With Brexit rapidly approaching, the United Kingdom has decided it will not enforce the EU’s Copyright Directive.
It’s now confirmed: the post-Brexit United Kingdom will not enforce the European Union’s controversial Directive on Copyright in the Digital Single Market.
The directive, which all EU countries must follow, was approved in April 2019. Essentially, the law obligates member nations to abide by stringent copyright standards, with the larger goal being to protect copyrighted media and, in turn, produce additional revenue for copyright holders.
EU nations will need to implement the changes by July 2021, long after the United Kingdom has left the European Union. In approving the directive, the EU Council laid out very broad administrative requirements, with most of the choice (and burden) falling on the respective governments. Some have questioned whether all member states possess the resources needed to meet each of the directive’s numerous specifications.
The Copyright Directive has been much criticized by tech companies and internet advocates, including the heads of Google and YouTube; in no uncertain terms, YouTube CEO Susan Wojcicki warned that her company may become unavailable to EU residents.

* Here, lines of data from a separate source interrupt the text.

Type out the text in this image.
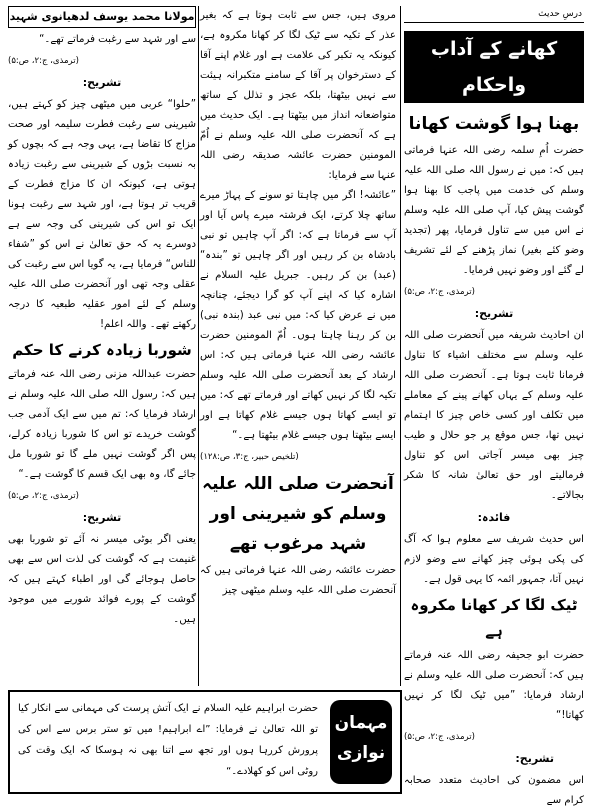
درسِ حدیث
کھانے کے آداب واحکام
بھنا ہوا گوشت کھانا

حضرت اُمِ سلمہ رضی اللہ عنہا فرماتی ہیں کہ: میں نے رسول اللہ صلی اللہ علیہ وسلم کی خدمت میں پاجب کا بھنا ہوا گوشت پیش کیا، آپ صلی اللہ علیہ وسلم نے اس میں سے تناول فرمایا، پھر (تجدید وضو کئے بغیر) نماز پڑھنے کے لئے تشریف لے گئے اور وضو نہیں فرمایا۔

(ترمذی، ج:۲، ص:۵)
تشریح:

ان احادیث شریفہ میں آنحضرت صلی اللہ علیہ وسلم سے مختلف اشیاء کا تناول فرمانا ثابت ہوتا ہے۔ آنحضرت صلی اللہ علیہ وسلم کے یہاں کھانے پینے کے معاملے میں تکلف اور کسی خاص چیز کا اہتمام نہیں تھا، جس موقع پر جو حلال و طیب چیز بھی میسر آجاتی اس کو تناول فرمالیتے اور حق تعالیٰ شانہ کا شکر بجالاتے۔

فائدہ:

اس حدیث شریف سے معلوم ہوا کہ آگ کی پکی ہوئی چیز کھانے سے وضو لازم نہیں آتا، جمہور ائمہ کا یہی قول ہے۔

ٹیک لگا کر کھانا مکروہ ہے

حضرت ابو جحیفہ رضی اللہ عنہ فرماتے ہیں کہ: آنحضرت صلی اللہ علیہ وسلم نے ارشاد فرمایا: ”میں ٹیک لگا کر نہیں کھاتا!“

(ترمذی، ج:۲، ص:۵)
تشریح:

اس مضمون کی احادیث متعدد صحابہ کرام سے

مروی ہیں، جس سے ثابت ہوتا ہے کہ بغیر عذر کے تکیہ سے ٹیک لگا کر کھانا مکروہ ہے، کیونکہ یہ تکبر کی علامت ہے اور غلام اپنے آقا کے دسترخوان پر آقا کے سامنے متکبرانہ ہیئت سے نہیں بیٹھتا، بلکہ عجز و تذلل کے ساتھ متواضعانہ انداز میں بیٹھتا ہے۔ ایک حدیث میں ہے کہ آنحضرت صلی اللہ علیہ وسلم نے اُمّ المومنین حضرت عائشہ صدیقہ رضی اللہ عنہا سے فرمایا:

”عائشہ! اگر میں چاہتا تو سونے کے پہاڑ میرے ساتھ چلا کرتے، ایک فرشتہ میرے پاس آیا اور آپ سے فرماتا ہے کہ: اگر آپ چاہیں تو نبی بادشاہ بن کر رہیں اور اگر چاہیں تو ”بندہ“ (عبد) بن کر رہیں۔ جبریل علیہ السلام نے اشارہ کیا کہ اپنے آپ کو گرا دیجئے، چنانچہ میں نے عرض کیا کہ: میں نبی عبد (بندہ نبی) بن کر رہنا چاہتا ہوں۔ اُمّ المومنین حضرت عائشہ رضی اللہ عنہا فرماتی ہیں کہ: اس ارشاد کے بعد آنحضرت صلی اللہ علیہ وسلم تکیہ لگا کر نہیں کھاتے اور فرماتے تھے کہ: میں تو ایسے کھاتا ہوں جیسے غلام کھاتا ہے اور ایسے بیٹھتا ہوں جیسے غلام بیٹھتا ہے۔“

(تلخیص حبیر، ج:۳، ص:۱۲۸)
آنحضرت صلی اللہ علیہ وسلم کو شیرینی اور شہد مرغوب تھے

حضرت عائشہ رضی اللہ عنہا فرماتی ہیں کہ آنحضرت صلی اللہ علیہ وسلم میٹھی چیز

مولانا محمد یوسف لدھیانوی شہید

سے اور شہد سے رغبت فرماتے تھے۔“

(ترمذی، ج:۲، ص:۵)
تشریح:

”حلوا“ عربی میں میٹھی چیز کو کہتے ہیں، شیرینی سے رغبت فطرت سلیمہ اور صحت مزاج کا تقاضا ہے، یہی وجہ ہے کہ بچوں کو بہ نسبت بڑوں کے شیرینی سے رغبت زیادہ ہوتی ہے، کیونکہ ان کا مزاج فطرت کے قریب تر ہوتا ہے، اور شہد سے رغبت ہونا ایک تو اس کی شیرینی کی وجہ سے ہے دوسرے یہ کہ حق تعالیٰ نے اس کو ”شفاء للناس“ فرمایا ہے، یہ گویا اس سے رغبت کی عقلی وجہ تھی اور آنحضرت صلی اللہ علیہ وسلم کے لئے امور عقلیہ طبعیہ کا درجہ رکھتے تھے۔ واللہ اعلم!

شوربا زیادہ کرنے کا حکم

حضرت عبداللہ مزنی رضی اللہ عنہ فرماتے ہیں کہ: رسول اللہ صلی اللہ علیہ وسلم نے ارشاد فرمایا کہ: تم میں سے ایک آدمی جب گوشت خریدے تو اس کا شوربا زیادہ کرلے، پس اگر گوشت نہیں ملے گا تو شوربا مل جائے گا، وہ بھی ایک قسم کا گوشت ہے۔“

(ترمذی، ج:۲، ص:۵)
تشریح:

یعنی اگر بوٹی میسر نہ آئے تو شوربا بھی غنیمت ہے کہ گوشت کی لذت اس سے بھی حاصل ہوجائے گی اور اطباء کہتے ہیں کہ گوشت کے پورے فوائد شوربے میں موجود ہیں۔

مہمان
نوازی
حضرت ابراہیم علیہ السلام نے ایک آتش پرست کی مہمانی سے انکار کیا تو اللہ تعالیٰ نے فرمایا: ”اے ابراہیم! میں تو ستر برس سے اس کی پرورش کررہا ہوں اور تجھ سے اتنا بھی نہ ہوسکا کہ ایک وقت کی روٹی اس کو کھلادے۔“
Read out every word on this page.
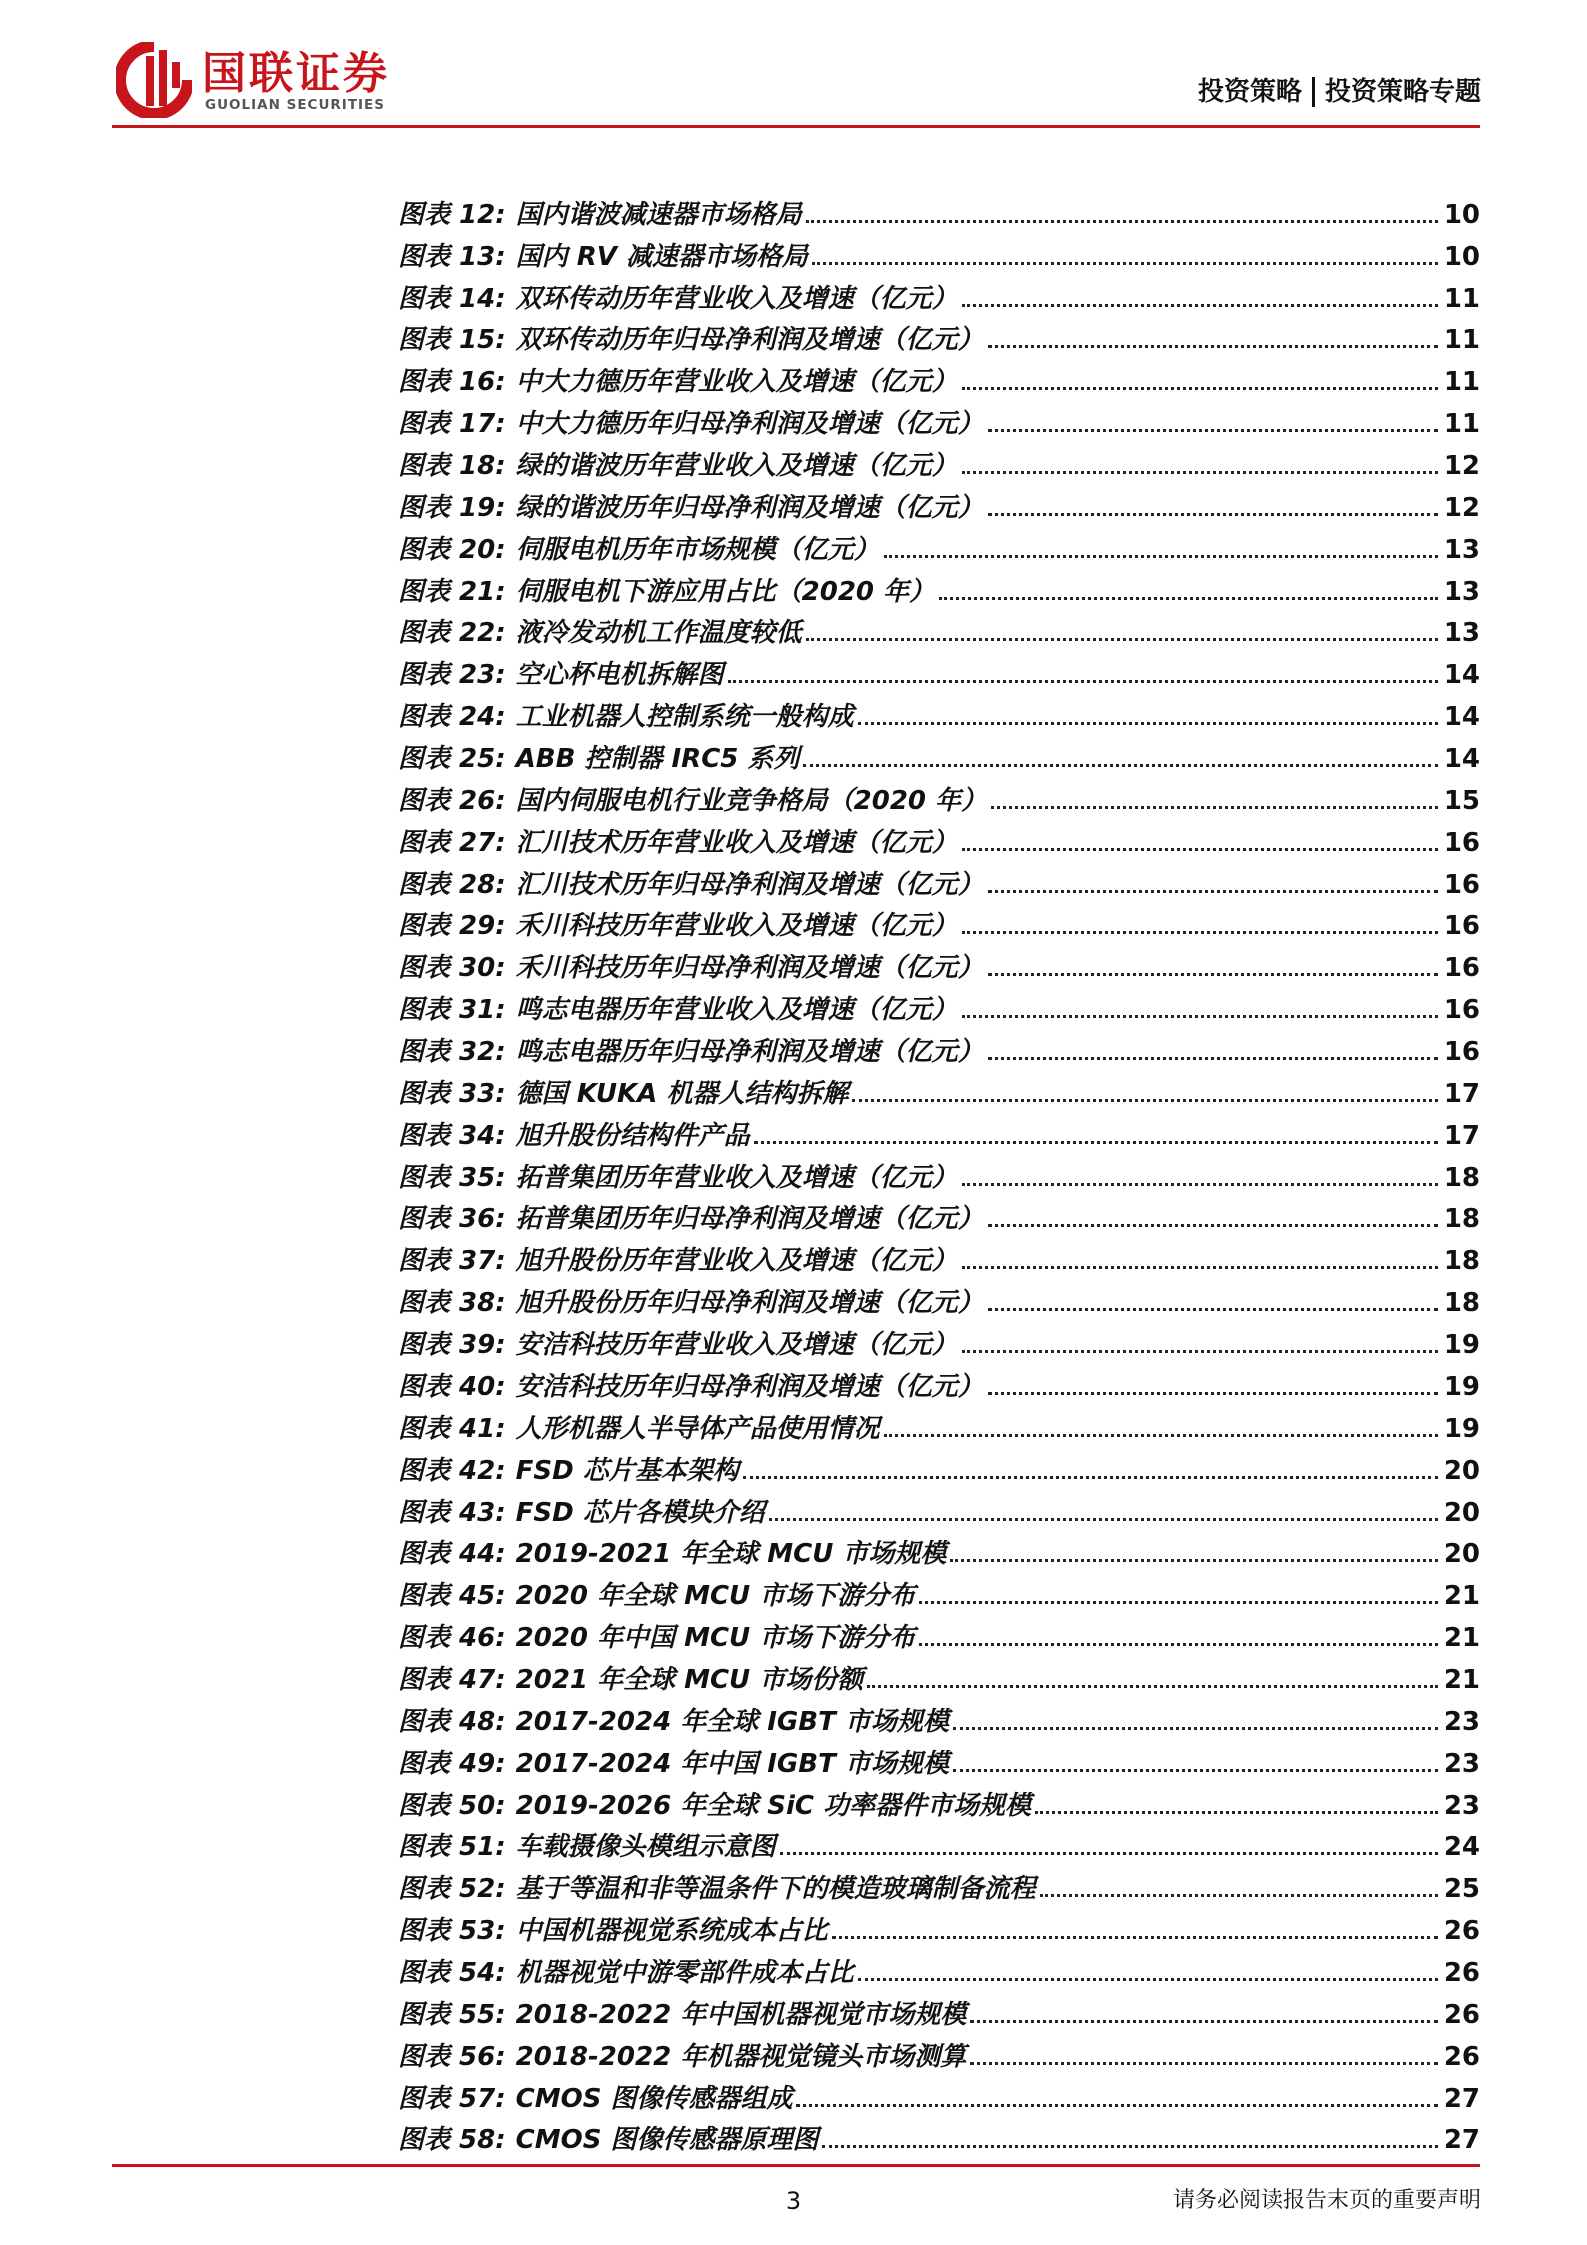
国联证券
GUOLIAN SECURITIES	投资策略 投资策略专题
图表 12: 国内谐波减速器市场格局	10
图表 13: 国内 RV 减速器市场格局	10
图表 14: 双环传动历年营业收入及增速（亿元）	11
图表 15: 双环传动历年归母净利润及增速（亿元）	11
图表 16: 中大力德历年营业收入及增速（亿元）	11
图表 17: 中大力德历年归母净利润及增速（亿元）	11
图表 18: 绿的谐波历年营业收入及增速（亿元）	12
图表 19: 绿的谐波历年归母净利润及增速（亿元）	12
图表 20: 伺服电机历年市场规模（亿元）	13
图表 21: 伺服电机下游应用占比（2020 年）	13
图表 22: 液冷发动机工作温度较低	13
图表 23: 空心杯电机拆解图	14
图表 24: 工业机器人控制系统一般构成	14
图表 25: ABB 控制器 IRC5 系列	14
图表 26: 国内伺服电机行业竞争格局（2020 年）	15
图表 27: 汇川技术历年营业收入及增速（亿元）	16
图表 28: 汇川技术历年归母净利润及增速（亿元）	16
图表 29: 禾川科技历年营业收入及增速（亿元）	16
图表 30: 禾川科技历年归母净利润及增速（亿元）	16
图表 31: 鸣志电器历年营业收入及增速（亿元）	16
图表 32: 鸣志电器历年归母净利润及增速（亿元）	16
图表 33: 德国 KUKA 机器人结构拆解	17
图表 34: 旭升股份结构件产品	17
图表 35: 拓普集团历年营业收入及增速（亿元）	18
图表 36: 拓普集团历年归母净利润及增速（亿元）	18
图表 37: 旭升股份历年营业收入及增速（亿元）	18
图表 38: 旭升股份历年归母净利润及增速（亿元）	18
图表 39: 安洁科技历年营业收入及增速（亿元）	19
图表 40: 安洁科技历年归母净利润及增速（亿元）	19
图表 41: 人形机器人半导体产品使用情况	19
图表 42: FSD 芯片基本架构	20
图表 43: FSD 芯片各模块介绍	20
图表 44: 2019-2021 年全球 MCU 市场规模	20
图表 45: 2020 年全球 MCU 市场下游分布	21
图表 46: 2020 年中国 MCU 市场下游分布	21
图表 47: 2021 年全球 MCU 市场份额	21
图表 48: 2017-2024 年全球 IGBT 市场规模	23
图表 49: 2017-2024 年中国 IGBT 市场规模	23
图表 50: 2019-2026 年全球 SiC 功率器件市场规模	23
图表 51: 车载摄像头模组示意图	24
图表 52: 基于等温和非等温条件下的模造玻璃制备流程	25
图表 53: 中国机器视觉系统成本占比	26
图表 54: 机器视觉中游零部件成本占比	26
图表 55: 2018-2022 年中国机器视觉市场规模	26
图表 56: 2018-2022 年机器视觉镜头市场测算	26
图表 57: CMOS 图像传感器组成	27
图表 58: CMOS 图像传感器原理图	27
3	请务必阅读报告末页的重要声明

Social media websites and user-based content platforms, including Soundcloud and Dailymotion, will likely see the most profound changes. Only copyright holders may freely share their works through the internet, under the directive’s terms—something that critics claim will have a wholly negative influence on the web. Moreover, if administered in its current form, the law will impact news aggregators, information hubs, search engines, and virtually all other websites that deal in copyrighted materials.
On the heels of several delays, the United Kingdom is set to officially leave the European Union this Friday, January 31st. After a solid showing in the December general elections, Prime Minister Boris Johnson’s Conservative Party secured the votes needed to ratify an EU exit plan in Parliament.